Object 21: Hanging sign, 1660s

Hanging sign from Child & Co's London premises, 1660s

Hanging sign from Child & Co's London premises, 1660s

This hanging sign dates from the mid-17th century, although the building it belongs to has been associated with the 'marygold', or marigold, for much longer. It lies at the western end of London's Fleet Street, where RBS constituent Child & Co trades, 'at the sign of the marygold'. 

During the 1670s all of London's earliest banks were identified by such signs, and when new firms such as Coutts and Drummonds were founded they followed the same practice. Their signs made them easy to locate and identify in a city where there were no street maps, most roads lacked signage and buildings themselves were seldom numbered. In fact, illiteracy was so widespread that many people would not have been able to read written signs, even if they did exist.

The oldest trading name in British banking

The business that became Child & Co dates back to the 1580s, making it the oldest still-trading name in British banking, but the marygold sign is even older. It goes back to the mid-1500s, when the building at the end of Fleet Street was home to the draper's shop of Henry Leigh. It is not known why he chose a marigold for his trading sign. Often, the symbols were a reference to the type of business operated inside, or a pun on the owner's name. Perhaps the appeal of the marigold was simply its clear, elegant, recognisable shape. By medieval tradition the marigold was believed to turn its face to worship the sun, as it does in this sign, so it may also have had devotional religious associations.

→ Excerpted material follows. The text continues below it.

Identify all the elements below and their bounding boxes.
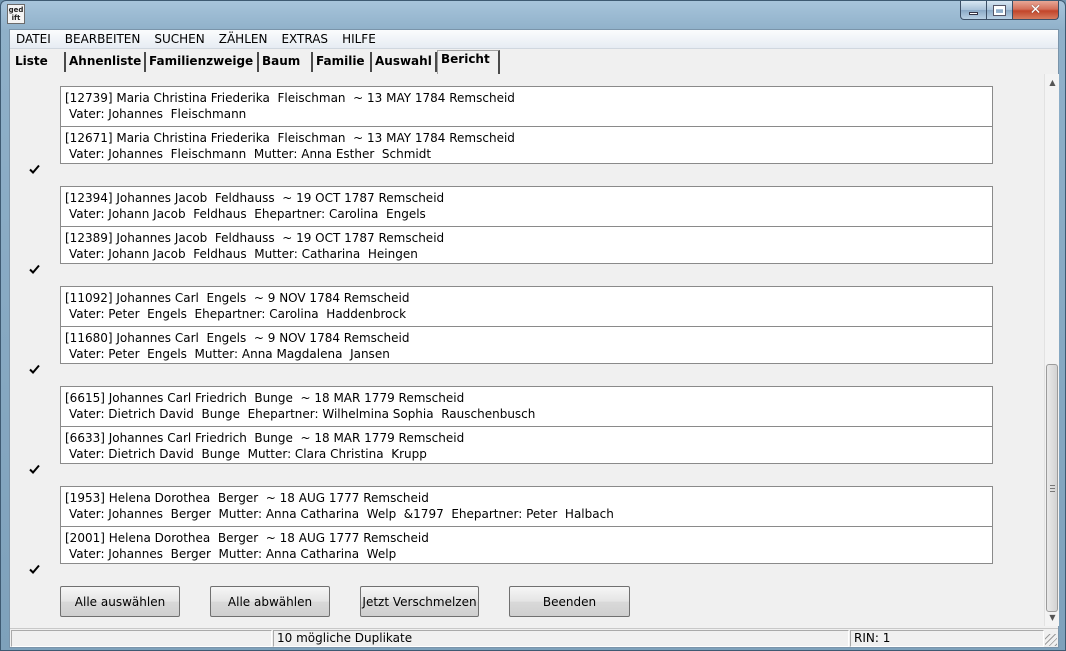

Whatever the reasons, the sign stuck. By 1661 the premises on Fleet Street had become home to the goldsmith's business of Robert Blanchard, and it is from his time that the surviving sign is thought to date. It probably replaced an earlier one which had been lost or destroyed. Over the next generation, Blanchard's business gradually evolved from a goldsmith's into a bank, eventually becoming known as Child & Co. The bank remained in the same location - as it does to this day - and maintained its association with the marygold symbol.

In more recent times, the idea of an easily recognisable symbol representing a business has made a major comeback, although these days we call these symbols 'logos' and 'brands'. Thanks to its heritage, Child & Co had a head start in this regard, and now uses the marigold as its emblem on cheques, letters and brochures. Meanwhile the 17th century marygold sign is now considered too precious to hang outside the building, and is on display inside Child & Co's banking hall on Fleet Street.